Hacker News new | ask | show | jobs
by PaulHoule 705 days ago
I was involved in an attempt to do this kind of thing with CNN neural networks just around the time BERT came out that was mostly successful and actually we did great projects for companies in the beverages, telecom, aviation and consumer goods space.

It worked because it also had a conventional data-processing pipeline that revolved around JSON documents.

For (2) it seems a system like that should be able to generate a script in Python, a codesigned DSL or some other language to do the conversion.
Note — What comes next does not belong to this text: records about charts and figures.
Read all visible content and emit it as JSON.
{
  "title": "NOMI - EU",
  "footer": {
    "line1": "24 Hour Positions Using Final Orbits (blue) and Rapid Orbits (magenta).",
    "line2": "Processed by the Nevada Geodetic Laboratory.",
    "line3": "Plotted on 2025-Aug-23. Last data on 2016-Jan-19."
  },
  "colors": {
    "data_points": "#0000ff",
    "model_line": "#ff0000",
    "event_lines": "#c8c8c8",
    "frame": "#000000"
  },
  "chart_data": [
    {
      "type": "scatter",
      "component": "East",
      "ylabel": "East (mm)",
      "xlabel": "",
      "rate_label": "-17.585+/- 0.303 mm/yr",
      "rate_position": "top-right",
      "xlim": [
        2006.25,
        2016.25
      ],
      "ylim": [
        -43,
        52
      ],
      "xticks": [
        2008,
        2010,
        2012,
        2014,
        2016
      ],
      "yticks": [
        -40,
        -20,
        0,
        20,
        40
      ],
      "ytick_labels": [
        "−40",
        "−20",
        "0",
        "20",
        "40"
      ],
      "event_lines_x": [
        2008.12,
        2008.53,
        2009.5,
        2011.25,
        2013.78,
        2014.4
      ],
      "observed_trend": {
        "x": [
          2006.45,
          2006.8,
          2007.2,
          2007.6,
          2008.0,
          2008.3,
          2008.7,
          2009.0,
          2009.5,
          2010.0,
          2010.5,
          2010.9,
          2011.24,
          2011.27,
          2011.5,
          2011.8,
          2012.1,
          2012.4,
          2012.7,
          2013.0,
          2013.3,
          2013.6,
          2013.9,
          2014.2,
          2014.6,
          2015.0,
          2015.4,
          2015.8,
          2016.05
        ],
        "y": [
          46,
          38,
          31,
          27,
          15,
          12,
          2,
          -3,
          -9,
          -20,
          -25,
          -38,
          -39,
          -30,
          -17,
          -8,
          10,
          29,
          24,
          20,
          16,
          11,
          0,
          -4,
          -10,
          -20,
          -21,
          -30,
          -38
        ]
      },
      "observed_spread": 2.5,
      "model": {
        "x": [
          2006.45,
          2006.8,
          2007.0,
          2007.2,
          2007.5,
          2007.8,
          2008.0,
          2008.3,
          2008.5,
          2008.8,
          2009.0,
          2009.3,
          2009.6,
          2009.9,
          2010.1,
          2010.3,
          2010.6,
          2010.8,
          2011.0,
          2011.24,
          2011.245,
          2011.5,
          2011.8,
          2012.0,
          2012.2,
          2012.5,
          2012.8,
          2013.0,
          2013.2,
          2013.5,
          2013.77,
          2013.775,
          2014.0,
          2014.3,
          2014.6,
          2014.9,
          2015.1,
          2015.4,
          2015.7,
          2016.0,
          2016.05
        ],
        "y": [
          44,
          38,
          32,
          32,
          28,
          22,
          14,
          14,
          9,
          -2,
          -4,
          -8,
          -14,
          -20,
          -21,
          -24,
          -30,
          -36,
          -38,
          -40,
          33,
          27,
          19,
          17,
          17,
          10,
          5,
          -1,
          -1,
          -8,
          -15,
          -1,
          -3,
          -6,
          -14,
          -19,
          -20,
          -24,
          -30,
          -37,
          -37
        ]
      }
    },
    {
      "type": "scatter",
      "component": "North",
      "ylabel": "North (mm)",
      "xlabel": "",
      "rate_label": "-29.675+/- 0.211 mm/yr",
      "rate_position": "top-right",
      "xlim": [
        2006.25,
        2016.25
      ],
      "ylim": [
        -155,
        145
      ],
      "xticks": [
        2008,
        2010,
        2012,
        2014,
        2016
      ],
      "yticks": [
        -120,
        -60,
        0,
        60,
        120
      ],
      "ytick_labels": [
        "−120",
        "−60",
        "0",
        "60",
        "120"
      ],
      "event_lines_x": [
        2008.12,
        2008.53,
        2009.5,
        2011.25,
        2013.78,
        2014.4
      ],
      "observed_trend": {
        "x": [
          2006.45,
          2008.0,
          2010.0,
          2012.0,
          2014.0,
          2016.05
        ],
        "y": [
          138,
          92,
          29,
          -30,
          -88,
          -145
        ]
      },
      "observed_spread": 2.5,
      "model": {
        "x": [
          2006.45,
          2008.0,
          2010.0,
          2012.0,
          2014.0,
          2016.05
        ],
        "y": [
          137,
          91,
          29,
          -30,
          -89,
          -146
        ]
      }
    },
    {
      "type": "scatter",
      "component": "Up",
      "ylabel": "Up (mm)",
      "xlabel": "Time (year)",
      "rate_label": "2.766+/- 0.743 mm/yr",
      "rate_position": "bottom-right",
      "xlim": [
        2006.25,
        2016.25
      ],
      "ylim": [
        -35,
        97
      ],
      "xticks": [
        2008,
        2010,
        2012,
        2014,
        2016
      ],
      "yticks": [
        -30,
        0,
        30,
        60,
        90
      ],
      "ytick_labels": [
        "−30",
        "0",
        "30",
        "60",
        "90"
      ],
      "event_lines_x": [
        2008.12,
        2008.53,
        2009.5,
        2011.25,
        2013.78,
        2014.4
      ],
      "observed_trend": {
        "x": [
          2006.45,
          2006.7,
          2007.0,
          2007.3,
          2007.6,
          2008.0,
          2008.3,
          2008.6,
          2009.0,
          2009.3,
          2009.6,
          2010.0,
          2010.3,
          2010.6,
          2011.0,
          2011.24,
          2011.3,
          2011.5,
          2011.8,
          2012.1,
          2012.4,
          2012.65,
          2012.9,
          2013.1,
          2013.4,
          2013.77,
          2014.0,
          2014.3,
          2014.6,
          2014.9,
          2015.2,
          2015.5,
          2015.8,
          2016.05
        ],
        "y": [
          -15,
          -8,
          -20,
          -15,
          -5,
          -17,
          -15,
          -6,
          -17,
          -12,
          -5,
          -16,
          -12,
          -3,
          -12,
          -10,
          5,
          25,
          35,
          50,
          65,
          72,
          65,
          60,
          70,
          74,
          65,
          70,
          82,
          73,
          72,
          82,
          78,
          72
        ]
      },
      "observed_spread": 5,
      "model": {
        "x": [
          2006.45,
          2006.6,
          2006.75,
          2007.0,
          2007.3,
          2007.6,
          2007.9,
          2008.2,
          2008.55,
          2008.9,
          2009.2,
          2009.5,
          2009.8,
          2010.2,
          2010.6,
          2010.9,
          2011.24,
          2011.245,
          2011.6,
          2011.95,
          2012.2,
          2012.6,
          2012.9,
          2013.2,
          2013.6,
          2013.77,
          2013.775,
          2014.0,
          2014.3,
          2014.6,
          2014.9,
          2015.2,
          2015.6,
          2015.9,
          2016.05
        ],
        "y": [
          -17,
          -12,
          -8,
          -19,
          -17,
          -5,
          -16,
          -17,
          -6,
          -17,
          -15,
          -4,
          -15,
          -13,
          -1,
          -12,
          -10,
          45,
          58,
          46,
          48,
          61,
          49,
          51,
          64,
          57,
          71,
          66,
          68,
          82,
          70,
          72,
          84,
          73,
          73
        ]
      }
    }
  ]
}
One interesting thing about the product I worked on was that it functioned as a profiler by looking at one cell at a time, so if there is some field that has "Gruff Rhys" or "范冰冰" it could tell that was probably somebody's name, all the better if it can also see the field label is something like "Full Name" or "姓名". I'd contrast that to more conventional column-based profilers who might noticed that a certain field only has the values "true" and "false" throughout the whole column and would probably have some rule that would determine it was a boolean field.

One thing that system could do is recognize private data inside unstructured data. Where I work for instance we have

https://www.spirion.com/sensitive-data-discovery

which scans text and other files and it warns if it sees something like a lot of personal data, like an Excel spreadsheet full of names, addresses and phone numbers -- even if I just made them up as test data.